Hotel Indigo London Clerkenwell sits at 2 Clerkenwell Road, in the heart of one of London's most creative and design-forward districts. Taking its cues from the neighbourhood's rich heritage in clockmakers, goldsmiths and architects, the hotel was conceived as a celebration of the streets around it. Its interiors are layered with textured finishes, playful patterns and local design motifs — every detail rooted in place.
When a hotel is built around the idea of neighbourhood, putting the neighbourhood on the wall is not a decoration. It is a statement.
The Brief
Hotel Indigo commissioned Chisel & Mouse to create a large-format 3D map of Clerkenwell, centred on the hotel, to be installed in a recess in the lobby wall — covered in glass, lit from the edges with LEDs, and finished with a minimal white frame. The brief called for a piece that was art, geography, and talking point in one.

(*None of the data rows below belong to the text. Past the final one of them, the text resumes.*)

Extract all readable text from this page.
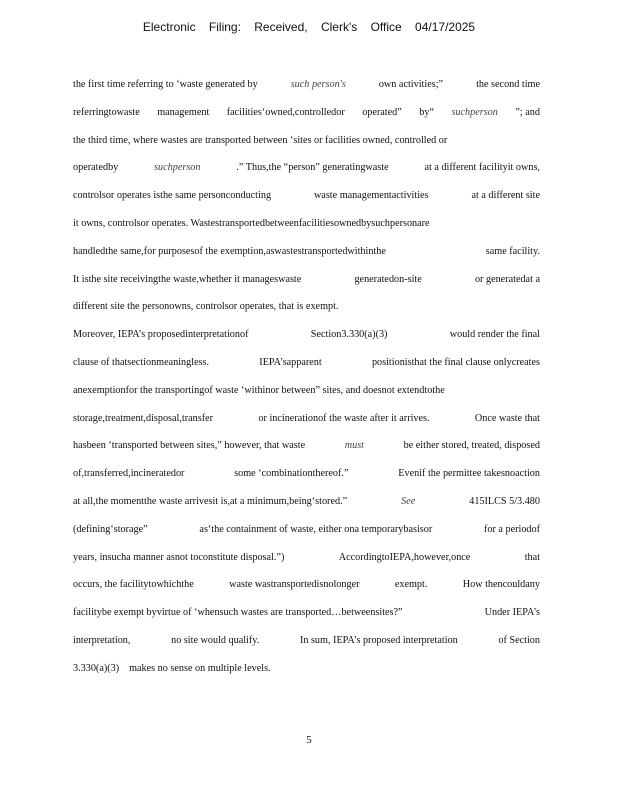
Electronic Filing: Received, Clerk's Office 04/17/2025
the first time referring to ‘waste generated by	such person's	own activities;”	the second time
referringtowaste management facilities‘owned,controlledor operated” by“ suchperson ”; and
the third time, where wastes are transported between ‘sites or facilities owned, controlled or
operatedby	suchperson	.” Thus,the “person” generatingwaste	at a different facilityit owns,
controlsor operates isthe same personconducting	waste managementactivities	at a different site
it owns, controlsor operates. Wastestransportedbetweenfacilitiesownedbysuchpersonare
handledthe same,for purposesof the exemption,aswastestransportedwithinthe	same facility.
It isthe site receivingthe waste,whether it manageswaste	generatedon-site	or generatedat a
different site the personowns, controlsor operates, that is exempt.
Moreover, IEPA’s proposedinterpretationof	Section3.330(a)(3)	would render the final
clause of thatsectionmeaningless.	IEPA’sapparent	positionisthat the final clause onlycreates
anexemptionfor the transportingof waste ‘withinor between” sites, and doesnot extendtothe
storage,treatment,disposal,transfer	or incinerationof the waste after it arrives.	Once waste that
hasbeen ‘transported between sites,” however, that waste	must	be either stored, treated, disposed
of,transferred,incineratedor	some ‘combinationthereof.”	Evenif the permittee takesnoaction
at all,the momentthe waste arrivesit is,at a minimum,being‘stored.”	See	415ILCS 5/3.480
(defining‘storage”	as‘the containment of waste, either ona temporarybasisor	for a periodof
years, insucha manner asnot toconstitute disposal.”)	AccordingtoIEPA,however,once	that
occurs, the facilitytowhichthe	waste wastransportedisnolonger	exempt.	How thencouldany
facilitybe exempt byvirtue of ‘whensuch wastes are transported…betweensites?”	Under IEPA’s
interpretation,	no site would qualify.	In sum, IEPA’s proposed interpretation	of Section
3.330(a)(3) makes no sense on multiple levels.
5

We worked closely with the hotel's interior designer throughout, coordinating on backboard specification, fixing details, and the way the piece would sit within its recess — the kind of collaboration that makes the difference between a map on a wall and a map that belongs there.
The Making
The map measures approximately 170 × 140 cm and is built from 99 individual 3D-printed tiles — eleven across, nine deep — each 15 × 15 cm. At approximately 1:2500 scale, the map covers an area of roughly 4.15 × 3.4 km: from the Shard in the south to the Barbican towers to the north, with the hotel at its centre.
Every building across the map is modelled in white. The hotel itself is printed in brass and modelled to a greater level of detail than its neighbours — present, recognisable, the fixed point around which the city arranges itself. At this scale the Shard stands 12 cm tall; the Barbican towers reach around 5 cm. The city's topography becomes legible in miniature.
Installed in its recess and lit from the perimeter, the piece glows. The white city recedes; the brass hotel holds its ground.
The Delivery
The map was installed in the hotel lobby, set into the wall and covered in glass. It is the first thing many guests stop to look at. Clerkenwell's streets, the bend of the river, the cluster of towers to the south — it orients you, and then it rewards you for looking more closely. The hotel is there, exactly where you are standing.